SYD985 vs. Physician's Choice in Participants With HER2-positive Locally Advanced or Metastatic Breast Cancer

This study is designed as a randomized, active-controlled, superiority study in patients with
unresectable locally advanced or metastatic HER2-positive breast cancer. The patients should
have had either progression during or after at least two HER2-targeting treatment regimens
for locally advanced or metastatic disease or progression during or after (ado-)trastuzumab
emtansine treatment.

Eligible patients will be randomly assigned (2:1) to receive SYD985 or physician's choice
treatment until disease progression, unacceptable toxicity or study termination by the
Sponsor.

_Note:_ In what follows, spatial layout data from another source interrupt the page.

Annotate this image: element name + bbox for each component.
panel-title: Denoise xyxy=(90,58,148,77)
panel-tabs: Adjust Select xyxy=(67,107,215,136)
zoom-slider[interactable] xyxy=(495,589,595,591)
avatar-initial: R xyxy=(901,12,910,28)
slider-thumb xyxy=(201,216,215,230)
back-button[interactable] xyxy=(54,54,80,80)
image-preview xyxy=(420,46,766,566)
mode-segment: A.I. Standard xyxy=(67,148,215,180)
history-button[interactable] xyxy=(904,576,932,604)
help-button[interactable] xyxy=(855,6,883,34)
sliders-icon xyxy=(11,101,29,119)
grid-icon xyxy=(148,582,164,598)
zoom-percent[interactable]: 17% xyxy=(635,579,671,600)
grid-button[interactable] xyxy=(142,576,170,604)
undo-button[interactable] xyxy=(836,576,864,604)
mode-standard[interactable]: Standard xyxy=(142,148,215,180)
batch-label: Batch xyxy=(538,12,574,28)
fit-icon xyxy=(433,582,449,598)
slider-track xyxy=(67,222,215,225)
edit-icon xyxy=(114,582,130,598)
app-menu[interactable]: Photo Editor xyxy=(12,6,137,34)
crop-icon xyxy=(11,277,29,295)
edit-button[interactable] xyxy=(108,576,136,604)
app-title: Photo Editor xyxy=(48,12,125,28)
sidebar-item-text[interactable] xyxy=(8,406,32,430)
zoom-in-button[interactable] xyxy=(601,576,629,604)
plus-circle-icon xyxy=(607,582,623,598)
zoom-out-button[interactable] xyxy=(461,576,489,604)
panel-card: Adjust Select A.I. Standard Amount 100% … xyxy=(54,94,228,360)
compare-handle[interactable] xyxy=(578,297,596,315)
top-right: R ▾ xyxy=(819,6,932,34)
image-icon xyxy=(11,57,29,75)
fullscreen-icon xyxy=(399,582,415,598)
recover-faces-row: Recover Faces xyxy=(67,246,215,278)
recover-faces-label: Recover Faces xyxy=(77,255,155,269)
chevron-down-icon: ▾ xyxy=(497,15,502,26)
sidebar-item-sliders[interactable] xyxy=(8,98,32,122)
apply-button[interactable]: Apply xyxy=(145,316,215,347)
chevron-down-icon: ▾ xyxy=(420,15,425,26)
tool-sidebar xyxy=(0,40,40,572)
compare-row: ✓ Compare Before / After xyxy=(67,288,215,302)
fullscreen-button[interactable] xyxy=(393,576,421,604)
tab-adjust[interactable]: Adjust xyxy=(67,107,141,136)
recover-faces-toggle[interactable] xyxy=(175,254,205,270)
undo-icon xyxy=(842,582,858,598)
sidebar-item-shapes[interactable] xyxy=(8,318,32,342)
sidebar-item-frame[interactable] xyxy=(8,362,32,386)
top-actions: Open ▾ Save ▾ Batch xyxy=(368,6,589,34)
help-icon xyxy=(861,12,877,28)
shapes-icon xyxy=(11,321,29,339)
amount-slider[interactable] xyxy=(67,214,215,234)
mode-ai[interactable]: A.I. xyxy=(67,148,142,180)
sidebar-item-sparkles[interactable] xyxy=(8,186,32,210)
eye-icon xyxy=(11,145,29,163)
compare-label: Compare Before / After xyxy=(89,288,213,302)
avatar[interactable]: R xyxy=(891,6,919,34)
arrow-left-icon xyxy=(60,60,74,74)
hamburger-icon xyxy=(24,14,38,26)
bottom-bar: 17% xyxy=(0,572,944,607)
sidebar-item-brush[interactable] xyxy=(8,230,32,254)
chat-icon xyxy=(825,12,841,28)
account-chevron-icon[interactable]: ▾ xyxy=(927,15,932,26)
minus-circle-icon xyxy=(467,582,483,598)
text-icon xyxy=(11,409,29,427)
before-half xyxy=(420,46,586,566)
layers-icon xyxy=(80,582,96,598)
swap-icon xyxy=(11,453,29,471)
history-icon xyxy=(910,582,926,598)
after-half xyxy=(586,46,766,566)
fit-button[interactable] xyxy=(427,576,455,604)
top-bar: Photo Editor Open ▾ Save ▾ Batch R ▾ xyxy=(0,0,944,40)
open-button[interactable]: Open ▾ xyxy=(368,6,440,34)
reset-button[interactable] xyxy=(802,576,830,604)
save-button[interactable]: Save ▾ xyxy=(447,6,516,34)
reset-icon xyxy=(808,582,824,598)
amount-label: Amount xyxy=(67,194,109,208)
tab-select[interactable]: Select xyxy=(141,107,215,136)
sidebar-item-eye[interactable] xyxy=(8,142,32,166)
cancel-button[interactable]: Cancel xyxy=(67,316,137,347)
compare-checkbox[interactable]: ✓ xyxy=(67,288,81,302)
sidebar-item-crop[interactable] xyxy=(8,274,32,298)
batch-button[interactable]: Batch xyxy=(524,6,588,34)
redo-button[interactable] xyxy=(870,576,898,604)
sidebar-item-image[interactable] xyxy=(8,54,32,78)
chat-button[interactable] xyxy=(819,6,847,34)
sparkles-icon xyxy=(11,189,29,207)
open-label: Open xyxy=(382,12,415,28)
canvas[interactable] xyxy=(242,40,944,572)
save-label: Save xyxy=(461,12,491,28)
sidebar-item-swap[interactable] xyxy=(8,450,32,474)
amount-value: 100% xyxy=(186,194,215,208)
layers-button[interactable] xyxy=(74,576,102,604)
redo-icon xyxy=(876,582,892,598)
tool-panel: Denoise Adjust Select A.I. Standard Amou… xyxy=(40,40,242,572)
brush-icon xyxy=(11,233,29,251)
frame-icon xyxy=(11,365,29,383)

During treatment, patients will have to visit the clinical site to assess efficacy,
quality of life (QoL), and safety using standardized criteria.

Main Inclusion Criteria:

- Female patients with histologically-confirmed, unresectable locally advanced or
metastatic breast cancer;

- Patients should have had either progression during or after at least two
HER2-targeting treatment regimens for locally advanced or metastatic disease or
progression during or after (ado-)trastuzumab emtansine treatment for locally advanced
or metastatic disease;

- HER2-positive tumor status;

- Patients must have measurable or non-measurable disease that is evaluable per RECIST
1.1;

- Eastern Cooperative Oncology Group (ECOG) performance status ≤ 2;

- Estimated life expectancy > 12 weeks at randomization;

- Adequate organ function and blood cell counts.

Main Exclusion Criteria:

- Current or previous use of a prohibited medication as listed in the protocol;

- History of infusion-related reactions and/or hypersensitivity to trastuzumab,
(ado-)trastuzumab emtansine;

- History of keratitis;

- Severe, uncontrolled systemic disease at screening;

- Left Ventricular Ejection Fraction (LVEF) < 50%, or a history of clinically
significant decrease in LVEF during previous treatment with trastuzumab or
(ado-)trastuzumab emtansine;

- Cardiac troponin value above the Upper Limit of Normal (ULN);

- History of clinically significant cardiovascular disease;

- Untreated brain metastases, symptomatic brain metastases, brain metastases requiring
steroids to manage symptoms, or treatment for brain metastases within 8 weeks prior to
randomization;

- History of idiopathic pulmonary fibrosis, organizing pneumonia (e.g., bronchiolitis
obliterans), drug-induced pneumonitis, or idiopathic pneumonitis, or evidence of
active pneumonitis on screening chest CT scan.